Florida Mortgage Rates – Morning Report

by Florida's #1 Mortgage Planner on May 14, 2010

Locking Stance: CAUTIOUSLY FLOATING    Mortgage Bonds: +31bp

As I mentioned yesterday, things were looking positive, at least for the short-term and thus I switched stances.  Well, that was definitely the right call as mortgage backed securities are off to the races, albeit in a volatile way.
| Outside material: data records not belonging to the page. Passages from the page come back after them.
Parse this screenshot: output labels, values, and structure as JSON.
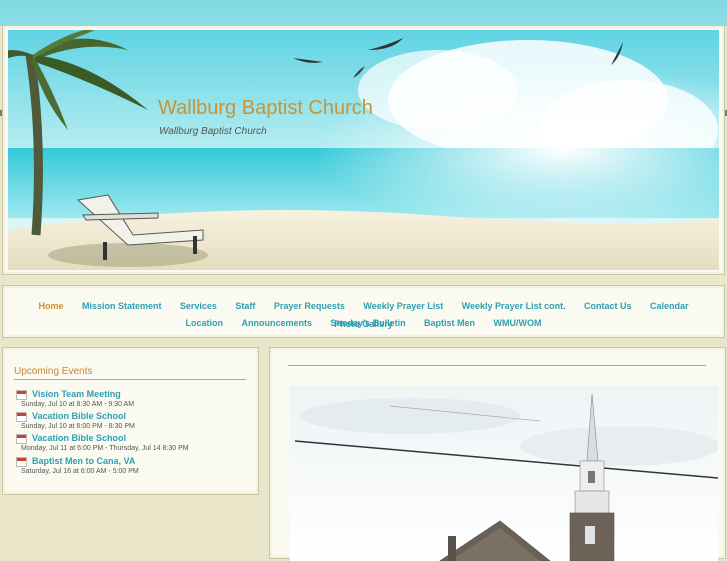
{
  "site": {
    "title": "Wallburg Baptist Church",
    "subtitle": "Wallburg Baptist Church"
  },
  "nav": {
    "row1": [
      "Home",
      "Mission Statement",
      "Services",
      "Staff",
      "Prayer Requests",
      "Weekly Prayer List",
      "Weekly Prayer List cont.",
      "Contact Us",
      "Calendar",
      "Photo Gallery"
    ],
    "row2": [
      "Location",
      "Announcements",
      "Sunday's Bulletin",
      "Baptist Men",
      "WMU/WOM"
    ],
    "active": "Home"
  },
  "events": {
    "heading": "Upcoming Events",
    "items": [
      {
        "name": "Vision Team Meeting",
        "when": "Sunday, Jul 10 at 8:30 AM - 9:30 AM"
      },
      {
        "name": "Vacation Bible School",
        "when": "Sunday, Jul 10 at 6:00 PM - 8:30 PM"
      },
      {
        "name": "Vacation Bible School",
        "when": "Monday, Jul 11 at 6:00 PM - Thursday, Jul 14 8:30 PM"
      },
      {
        "name": "Baptist Men to Cana, VA",
        "when": "Saturday, Jul 16 at 6:00 AM - 5:00 PM"
      }
    ]
  },
  "icons": {
    "event": "calendar-icon"
  },
  "colors": {
    "accent_link": "#2e9fb4",
    "active_nav": "#d28e2c",
    "title": "#c79438",
    "background": "#e9e6c9"
  }
}
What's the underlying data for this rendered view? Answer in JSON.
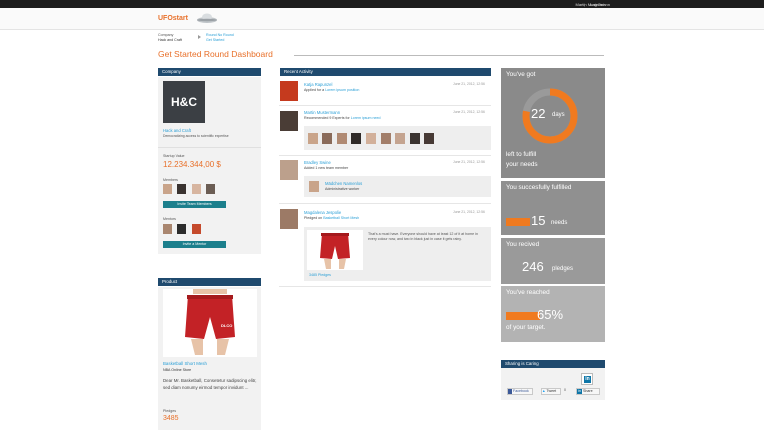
{
  "topbar": {
    "user": "Martin Mustermann",
    "separator": "|",
    "logout": "Log Out"
  },
  "header": {
    "logo": "UFOstart"
  },
  "breadcrumb": {
    "line1": "Company",
    "line2": "Hack and Craft",
    "current1": "Round No Round",
    "current2": "Get Started"
  },
  "page_title": "Get Started Round Dashboard",
  "company": {
    "heading": "Company",
    "logo_text": "H&C",
    "name": "Hack and Craft",
    "desc": "Democratizing access to scientific expertise",
    "valuation_label": "Startup Value",
    "valuation": "12.234.344,00 $",
    "members_label": "Members",
    "invite_members": "Invite Team Members",
    "mentors_label": "Mentors",
    "invite_mentor": "Invite a Mentor"
  },
  "product": {
    "heading": "Product",
    "name": "Basketball Short Mesh",
    "store": "NBA Online Store",
    "desc": "Dear Mr. Basketball, Consetetur sadipscing elitr, sed diam nonumy eirmod tempor invidunt ...",
    "pledges_label": "Pledges",
    "pledges": "3485",
    "shorts_text": "DLCO"
  },
  "activity": {
    "heading": "Recent Activity",
    "items": [
      {
        "name": "Katja Rapunzel",
        "text": "Applied for a ",
        "link": "Lorem ipsum position",
        "date": "June 21, 2012, 12:56"
      },
      {
        "name": "Martin Mustermann",
        "text": "Recommended 9 Experts for ",
        "link": "Lorem ipsum need",
        "date": "June 21, 2012, 12:56"
      },
      {
        "name": "Bradley Swine",
        "text": "Added 1 new team member",
        "link": "",
        "date": "June 21, 2012, 12:56",
        "sub_name": "Mädchen Namenlos",
        "sub_role": "Administrative worker"
      },
      {
        "name": "Magdalena Jespolie",
        "text": "Pledged on ",
        "link": "Basketball Short Mesh",
        "date": "June 21, 2012, 12:56",
        "body": "That's a must have. Everyone should have at least 12 of it at home in every colour now, and two in black just in case it gets rainy.",
        "pledges": "3485 Pledges"
      }
    ]
  },
  "stats": {
    "days_box": {
      "heading": "You've got",
      "days": "22",
      "days_unit": "days",
      "sub1": "left to fulfill",
      "sub2": "your needs",
      "progress": 0.78
    },
    "needs_box": {
      "heading": "You succesfully fulfilled",
      "num": "15",
      "unit": "needs"
    },
    "pledges_box": {
      "heading": "You recived",
      "num": "246",
      "unit": "pledges"
    },
    "target_box": {
      "heading": "You've reached",
      "num": "65%",
      "sub": "of your target."
    }
  },
  "sharing": {
    "heading": "Sharing is Caring",
    "facebook": "Facebook",
    "tweet": "Tweet",
    "tweet_count": "0",
    "share": "Share",
    "linkedin_icon": "in"
  },
  "colors": {
    "accent": "#e8702a",
    "panel_head": "#1f4a6e",
    "link": "#2a9fd6",
    "stat_gray": "#8b8b8b",
    "teal": "#1c7f8c"
  }
}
The main driving force is the direction of stocks as data was fairly benign overall.  Retail Sales was the main play, besides news, and it was reported at 0.4%, slightly better than estimates of 0.2%, but also well below the 1.6% last report.  When you remove autos, Retail Sales was still at 0.4%, just below estimates of 0.5%, and only down a little from 0.6%, so we see a fairly benign picture.  Industrial Production was also released and showed Production rose 0.8%, above estimates of 0.6% and the 0.1% last report, while Capacity Utilization was inline with expectations at 73.7%, a short rise from the 73.2% last report.  The only other potentially impactful report was Consumer Sentiment which was reported at 73.3, just below estimates of 73.8 but up from the 72.2 last reported.  We even had Business Inventories reported inline with expectations.  Still to come is Chicago Federal Reserve Bank President Charles Evans’ speech to the Illinois Wesleyan University Associates luncheon in Bloomington at 1:40.

Looking at the charts, we still have the same positive indications as yesterday, with the 25-day moving average edging ever closer toward a positive crossover of the 200-day MA.  However, stochastic indications are now turning positive and with them on middle ground, there is ample room to allow MBS prices to climb further and bring lower mortgage rates.  You still need to be very cautious as this market can, and sometimes does, turn in a minute.

What does this mean for Mortgage Rates?  Mortgage rates continue to edge slightly lower and it appears they will at least attempt to do so for the near-term.  The long-term outlook is still in question, but as the charts “stabilize”, the future of mortgage rates should become clearer.